Selepas subuh kita sudah bersiap untuk melakukan perjalanan. Hanya berbekal air mineral satu botol dan uang beberapa puluh ribu kita berangkat dengan suka cita. Sepanjanng perjalanan benar-benar Kami nikmati, baik dengan foto-foto maupun obrolan kecil.
Sampai di kaki Gunung kita sudah takjub dengan adanya pasar tumpah. Namun tekad masih kuat untuk melakukan perjalanan sampai tujuan. Sempat berfoto di tulisan lokasi pendakian sebagai bahan petunjuk perjalanan.
Sedikit ke atas kita bertemu dengan seorang pencacah batu. Seorang kakek sepuh yang menjadikan mencacah batu sebagai satu-satunya mata pencaharian. Sempat mendengar cerita tentang bagaimana kondisi gunung Guntur dimasa lalu. Namun sedikit informasi yang disampaikan karena fokus sudah agak pudar karena kondisi jalan yang terus menanjak.
Dipemberhentian berikutnya pemandangan sudah mulai terlihat lebih tinggi. Terdapat rumah kayu yang menyediakan jajanan untuk sekedar mengganjal perut. Namun kami hanya sebatas lewat. Waktu menunjukkan pukul 07.30, kondisi udara sedikit berembun. Cipratan air sempat memunculkan keraguan Mamak buat lanjut, karena menyangka hujan. Namun timses mendaki terus menyemangati, untuk sampai ke tujuan. Sempat bertanya kepada pemilik rumah kayu, berapa jauh jarak ke air terjun. Cukup menghabiskan waktu satu jam katanya. Hal tersebut yang membuat Mamak semakin jiper.
Suasana yang terlalu pagi benar-benar mengangkan. Karena seperti tidak akan ada orang yang mendaki. Namun pemilik rumah kayu mengabarkan, sekitar jam 10.00 biasanya pendakian akan ramai.

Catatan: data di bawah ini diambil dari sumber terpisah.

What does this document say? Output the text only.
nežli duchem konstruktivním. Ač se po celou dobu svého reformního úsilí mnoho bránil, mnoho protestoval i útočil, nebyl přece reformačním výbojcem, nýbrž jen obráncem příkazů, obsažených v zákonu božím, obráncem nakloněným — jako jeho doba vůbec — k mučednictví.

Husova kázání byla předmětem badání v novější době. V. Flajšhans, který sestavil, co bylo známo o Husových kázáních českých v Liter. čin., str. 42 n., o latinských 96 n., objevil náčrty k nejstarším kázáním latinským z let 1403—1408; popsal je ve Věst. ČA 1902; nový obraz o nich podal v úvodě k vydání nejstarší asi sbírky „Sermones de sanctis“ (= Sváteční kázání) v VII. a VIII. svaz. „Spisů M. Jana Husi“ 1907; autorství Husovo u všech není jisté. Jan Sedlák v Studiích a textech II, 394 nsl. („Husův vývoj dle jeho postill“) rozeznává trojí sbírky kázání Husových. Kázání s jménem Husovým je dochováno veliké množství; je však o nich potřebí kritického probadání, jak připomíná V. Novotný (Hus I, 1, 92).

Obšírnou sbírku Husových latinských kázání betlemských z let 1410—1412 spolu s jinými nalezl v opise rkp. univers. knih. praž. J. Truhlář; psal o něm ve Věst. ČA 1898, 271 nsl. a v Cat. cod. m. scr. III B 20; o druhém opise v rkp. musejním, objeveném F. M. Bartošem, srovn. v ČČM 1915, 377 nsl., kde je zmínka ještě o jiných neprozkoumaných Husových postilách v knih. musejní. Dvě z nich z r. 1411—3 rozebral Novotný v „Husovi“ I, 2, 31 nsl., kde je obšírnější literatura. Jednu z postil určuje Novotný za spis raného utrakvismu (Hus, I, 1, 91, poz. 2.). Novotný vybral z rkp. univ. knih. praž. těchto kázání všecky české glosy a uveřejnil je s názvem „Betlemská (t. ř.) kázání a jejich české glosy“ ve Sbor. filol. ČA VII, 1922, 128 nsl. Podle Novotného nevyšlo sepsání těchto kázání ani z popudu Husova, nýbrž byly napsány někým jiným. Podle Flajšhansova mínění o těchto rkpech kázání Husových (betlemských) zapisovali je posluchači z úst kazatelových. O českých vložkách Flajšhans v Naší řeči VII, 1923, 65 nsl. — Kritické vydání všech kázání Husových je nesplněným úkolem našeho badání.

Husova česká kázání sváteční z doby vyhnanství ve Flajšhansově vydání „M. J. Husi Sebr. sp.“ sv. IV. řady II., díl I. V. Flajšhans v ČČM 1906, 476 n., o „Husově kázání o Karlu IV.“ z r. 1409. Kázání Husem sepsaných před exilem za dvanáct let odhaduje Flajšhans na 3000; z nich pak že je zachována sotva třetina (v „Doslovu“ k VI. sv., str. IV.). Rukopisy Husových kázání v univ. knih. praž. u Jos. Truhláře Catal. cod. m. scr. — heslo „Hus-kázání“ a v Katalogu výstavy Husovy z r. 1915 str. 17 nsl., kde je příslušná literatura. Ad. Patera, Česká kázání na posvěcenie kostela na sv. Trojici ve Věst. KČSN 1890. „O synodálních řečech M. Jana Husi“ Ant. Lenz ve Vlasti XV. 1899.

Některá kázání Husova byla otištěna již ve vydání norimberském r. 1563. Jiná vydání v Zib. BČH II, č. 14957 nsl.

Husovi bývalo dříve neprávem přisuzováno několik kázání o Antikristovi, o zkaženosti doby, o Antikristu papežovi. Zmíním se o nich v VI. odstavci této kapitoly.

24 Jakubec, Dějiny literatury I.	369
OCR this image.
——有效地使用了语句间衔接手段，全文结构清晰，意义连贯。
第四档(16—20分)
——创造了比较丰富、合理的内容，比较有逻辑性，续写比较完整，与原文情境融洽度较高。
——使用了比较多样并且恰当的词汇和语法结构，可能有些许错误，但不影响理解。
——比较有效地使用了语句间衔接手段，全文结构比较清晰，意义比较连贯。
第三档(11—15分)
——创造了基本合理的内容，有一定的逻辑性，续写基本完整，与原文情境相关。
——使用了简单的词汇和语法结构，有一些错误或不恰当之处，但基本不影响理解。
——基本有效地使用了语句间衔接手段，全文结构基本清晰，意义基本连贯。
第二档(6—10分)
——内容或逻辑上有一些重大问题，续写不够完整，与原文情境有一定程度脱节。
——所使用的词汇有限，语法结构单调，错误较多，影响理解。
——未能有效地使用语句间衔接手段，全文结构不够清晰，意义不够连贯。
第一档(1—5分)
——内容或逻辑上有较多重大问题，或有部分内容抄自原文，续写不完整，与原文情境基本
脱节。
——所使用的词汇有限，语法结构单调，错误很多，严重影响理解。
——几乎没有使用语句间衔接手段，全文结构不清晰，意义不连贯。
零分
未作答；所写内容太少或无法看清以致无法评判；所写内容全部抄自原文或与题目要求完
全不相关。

Kami pun melanjutkan perjalanan melewati lorong jalan. Kenapa disebutkan lorong, sepertinya sebelum pandemi menyerang jalan ini luas karena terlihat ada pembatas jalan berupa benteng disisi kanan dan kiri. Namun saat Kami melewati jalan ini sudah berupa lorong yang rimbun dengan rerumputan dan bunga-bunga hutan. Bersama Kami melewati lorong tersebut, dengan saling berdekatan karena khawatir tersesat. Sampailah pada rumah panggung dekat dengan tempat pemeriksaan yang sudah dilengkapi dengan tempat cuci tangan sebagai upaya pencegahan covid.
Anak-anak menyempatkan mencuci tangan. Kemudian melanjutkan perjalanan. Melewati jembatan bambu kami sempat menyingkirkan penghalang arah, karena dikira melewati jalan tersebut. Padahal palang bambu tersebut adalah tidak untuk dilewati.
Bertepatan Kami melewati palang tersebut. Tiba-tiba dikejutkan dengan suara dari arah atas. Sontak saya dan anak-anak berteriak dan lari. Karena melihat dua ekor kera yang sedang bergelantungan. Namun tidak dengan ayahnya anak-anak. Malah bilang ngga apa-apa, ngga ada kera itu mah tupai katanya.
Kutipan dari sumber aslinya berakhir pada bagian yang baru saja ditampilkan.